Post 291: Why should you respond to student email right away?
Imagine a panicked student who cannot find his reading. The frantic student sends his instructor an email in panic asking the instructor, "Where is the reading? I don't want to get a zero and I can 't find the reading!" Then as days go by, the student constantly checks his email several times a day waiting for the teacher to respond.
Each time he checks his inbox and gets no response, he is disappointed. Then, he checks again and again. It becomes addictive to keep checking the inbox hoping that magic email will pop up. Hours pass. Days pass.The student feels disappointed. The student feels abandoned by his teacher. He ultimately get a bad impression of the school because the teacher never bothers to respond to his email.
As time passes beyond the 36 to 48 hour mark, the student starts to feel angry at the teacher or at the school because nobody responds back to his email. The student thinks that because he pays the school so much money he should be treated as a customer.
The student then complains to his advisor, then he complains to the
teacher's boss, then he writes on social media that the school is a bust
and that's when the school starts getting a bad reputation of absent
teachers!
If I were this student not receiving her email, I would just drop out of that class and out of that school because not answering email is entirely bad taste and rude on the part of the teacher. It means the teacher does not care about the student. Students end up leaving the class and the school.

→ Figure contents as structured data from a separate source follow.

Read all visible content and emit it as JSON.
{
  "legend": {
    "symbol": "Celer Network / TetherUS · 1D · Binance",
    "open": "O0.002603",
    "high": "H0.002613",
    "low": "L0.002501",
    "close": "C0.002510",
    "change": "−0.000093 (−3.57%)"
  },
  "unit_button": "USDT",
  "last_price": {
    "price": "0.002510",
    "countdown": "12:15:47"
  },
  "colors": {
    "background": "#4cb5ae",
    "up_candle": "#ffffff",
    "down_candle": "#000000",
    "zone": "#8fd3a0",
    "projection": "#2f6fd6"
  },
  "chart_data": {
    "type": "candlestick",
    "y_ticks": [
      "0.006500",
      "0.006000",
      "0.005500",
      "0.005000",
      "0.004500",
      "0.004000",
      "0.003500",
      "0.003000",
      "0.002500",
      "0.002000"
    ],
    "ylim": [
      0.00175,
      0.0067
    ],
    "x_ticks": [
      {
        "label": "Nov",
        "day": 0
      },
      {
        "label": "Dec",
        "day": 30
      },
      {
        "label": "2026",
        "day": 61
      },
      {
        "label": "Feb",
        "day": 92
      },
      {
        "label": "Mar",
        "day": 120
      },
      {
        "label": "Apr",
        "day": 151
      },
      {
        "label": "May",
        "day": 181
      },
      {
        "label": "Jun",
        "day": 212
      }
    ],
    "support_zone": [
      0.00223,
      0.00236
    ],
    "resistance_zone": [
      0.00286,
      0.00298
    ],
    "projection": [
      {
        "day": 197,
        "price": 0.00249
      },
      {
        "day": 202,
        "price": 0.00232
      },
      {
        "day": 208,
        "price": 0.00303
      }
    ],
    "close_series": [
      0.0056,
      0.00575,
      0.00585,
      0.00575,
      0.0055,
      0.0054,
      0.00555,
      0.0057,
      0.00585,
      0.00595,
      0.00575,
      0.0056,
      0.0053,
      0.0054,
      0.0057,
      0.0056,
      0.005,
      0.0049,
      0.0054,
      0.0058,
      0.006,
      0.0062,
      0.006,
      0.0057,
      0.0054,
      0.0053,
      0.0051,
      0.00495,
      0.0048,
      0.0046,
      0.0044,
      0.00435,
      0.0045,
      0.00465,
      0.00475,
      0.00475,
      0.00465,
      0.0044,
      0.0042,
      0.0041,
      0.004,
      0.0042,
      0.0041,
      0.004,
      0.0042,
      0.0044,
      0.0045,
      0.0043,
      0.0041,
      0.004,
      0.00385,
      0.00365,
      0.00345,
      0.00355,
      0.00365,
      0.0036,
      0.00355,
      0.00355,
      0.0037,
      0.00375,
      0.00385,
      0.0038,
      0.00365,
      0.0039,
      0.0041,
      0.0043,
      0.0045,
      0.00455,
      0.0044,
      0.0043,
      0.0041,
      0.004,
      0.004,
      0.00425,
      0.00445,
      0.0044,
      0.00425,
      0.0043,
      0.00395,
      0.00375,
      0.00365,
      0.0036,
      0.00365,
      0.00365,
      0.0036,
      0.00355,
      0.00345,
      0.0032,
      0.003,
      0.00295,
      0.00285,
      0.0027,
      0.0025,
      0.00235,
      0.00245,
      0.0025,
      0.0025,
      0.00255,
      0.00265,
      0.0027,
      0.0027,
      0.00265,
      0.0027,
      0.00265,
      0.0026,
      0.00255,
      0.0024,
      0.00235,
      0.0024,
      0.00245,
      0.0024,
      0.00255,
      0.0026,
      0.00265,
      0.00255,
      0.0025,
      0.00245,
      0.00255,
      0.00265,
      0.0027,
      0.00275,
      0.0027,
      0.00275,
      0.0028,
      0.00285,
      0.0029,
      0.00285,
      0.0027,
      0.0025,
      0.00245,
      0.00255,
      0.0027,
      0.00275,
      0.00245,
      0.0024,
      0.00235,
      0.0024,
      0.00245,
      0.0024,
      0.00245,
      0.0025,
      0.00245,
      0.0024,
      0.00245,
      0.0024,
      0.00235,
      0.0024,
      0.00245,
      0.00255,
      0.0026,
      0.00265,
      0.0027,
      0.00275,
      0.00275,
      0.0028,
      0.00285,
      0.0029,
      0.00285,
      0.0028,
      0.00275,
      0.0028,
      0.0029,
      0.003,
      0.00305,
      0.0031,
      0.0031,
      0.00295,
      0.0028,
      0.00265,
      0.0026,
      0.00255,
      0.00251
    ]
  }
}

It is important for teachers to immediately answer student email, to constantly comfort student nerves and anxiously, show that faculty care by giving the student comforting words, send him a solution or if the teacher does not know the solution to the response, then refer the student to somebody else who knows the answer to the question.
Nothing is worse than that constant anxiety of checking that inbox and nobody is there to answer his email Always answer student email right away to prevent student anxiety. Teachers need to inform students if they will not be able to respond to email. Teachers can put a neutral announcement in the classroom stating he will be away from the classroom due to family problems, and then the teacher should have somebody else spell him so students have somebody else they can get answers from.
If I know I cannot be in my online classroom for a while, I tell students that I won't be able to immediately answer email because of an emergency. Students are usually very understanding if they know there is a reason for your delay in their email answer. Also, I tell students that I may take longer to get back to them on weekends and I add that to my syllabus as a courtesy. I never leave my students in the dark because as a teacher, that is rude.
Therefore when I teach online, I always answer student email right away. As a matter of fact, I check my student inbox all the time several times a day and answer panicked students all the time. It gives me joy and pleasure to help students out and I really love to see my students succeed and would never want to leave my students in the dark about anything. It is my job as their teacher to be there for them.